In an era when it seems too often we hear about libraries needing to sell off rare material as they can no longer afford to maintain it, an announcement from the University of Washington is most welcome news. The university is making a substantial investment in building facilities to provide proper conservation of rare books, manuscripts, maps and drawings. Many libraries have participated in digitization programs to preserve underlying text and make it more readily available worldwide. It is of enormous importance to learning and scholarship, but it is not everything. Virtual reality has its place, but so does real reality. A plaster cast of the Venus de Milo is nice, but it isn't the original. What the University of Washington is planning to do is critical to the maintenance of our history and culture, as it allows them to preserve the original material.

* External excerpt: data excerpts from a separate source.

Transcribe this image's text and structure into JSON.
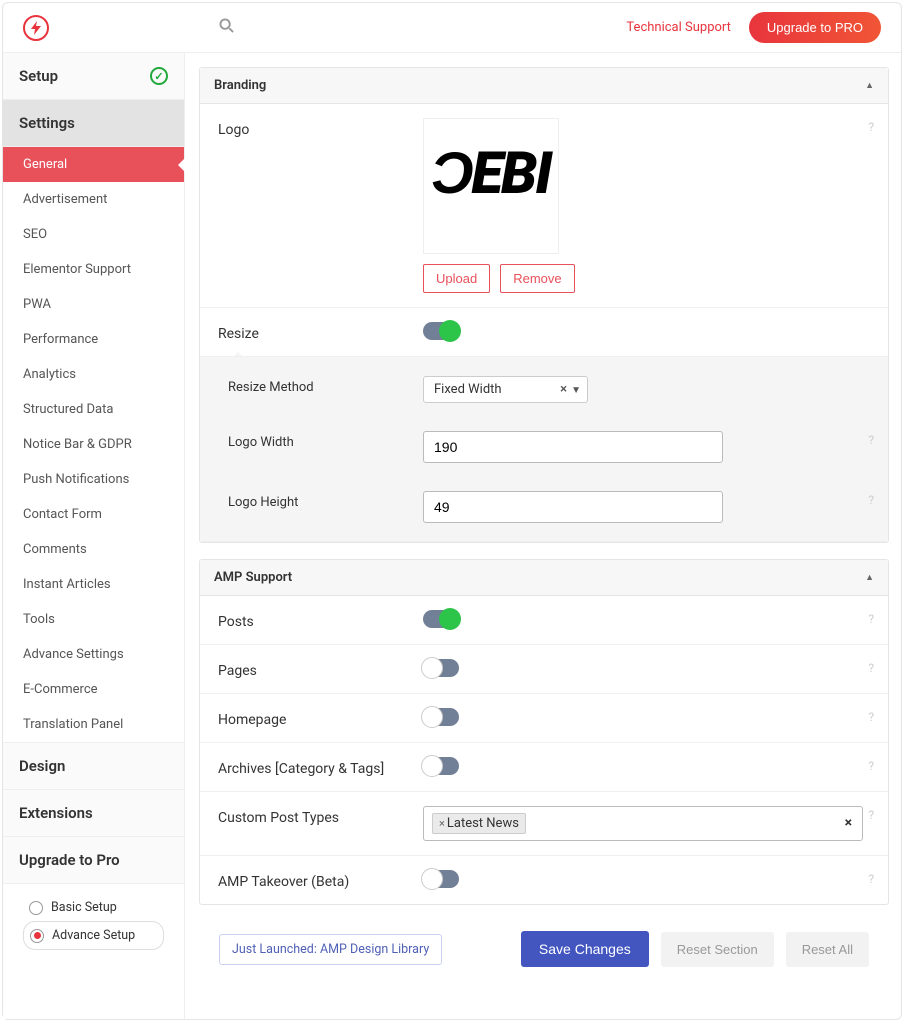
{
  "topbar": {
    "technical_support": "Technical Support",
    "upgrade_btn": "Upgrade to PRO"
  },
  "sidebar": {
    "setup_label": "Setup",
    "settings_label": "Settings",
    "settings_items": [
      "General",
      "Advertisement",
      "SEO",
      "Elementor Support",
      "PWA",
      "Performance",
      "Analytics",
      "Structured Data",
      "Notice Bar & GDPR",
      "Push Notifications",
      "Contact Form",
      "Comments",
      "Instant Articles",
      "Tools",
      "Advance Settings",
      "E-Commerce",
      "Translation Panel"
    ],
    "design_label": "Design",
    "extensions_label": "Extensions",
    "upgrade_pro_label": "Upgrade to Pro",
    "radio_basic": "Basic Setup",
    "radio_advance": "Advance Setup"
  },
  "branding": {
    "section_title": "Branding",
    "logo_label": "Logo",
    "logo_text": "ƆEBI",
    "upload_btn": "Upload",
    "remove_btn": "Remove",
    "resize_label": "Resize",
    "resize_method_label": "Resize Method",
    "resize_method_value": "Fixed Width",
    "logo_width_label": "Logo Width",
    "logo_width_value": "190",
    "logo_height_label": "Logo Height",
    "logo_height_value": "49"
  },
  "amp": {
    "section_title": "AMP Support",
    "posts_label": "Posts",
    "pages_label": "Pages",
    "homepage_label": "Homepage",
    "archives_label": "Archives [Category & Tags]",
    "custom_post_types_label": "Custom Post Types",
    "custom_post_types_chip": "Latest News",
    "takeover_label": "AMP Takeover (Beta)"
  },
  "footer": {
    "just_launched": "Just Launched: AMP Design Library",
    "save": "Save Changes",
    "reset_section": "Reset Section",
    "reset_all": "Reset All"
  }
}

The university recently put out bids to renovate space on the fifth floor of the Suzzallo Library in Seattle. The space involved is substantial – 4,728 square feet. It includes maintaining all facilities found in the current mendery plus numerous new functions (for those unfamiliar with the term “mendery,” it is a place where books are repaired). There will also be a new conference room and office added. The new facilities will enable the university to repair books with more complex issues that previously had to be sent to outside conservators. The space to be converted currently consists of a storage area and some offices.
The university has estimated the cost to be $1.2 - $1.3 million, an indication of their seriousness in preserving their rare books.
Construction is planned to begin during the summer.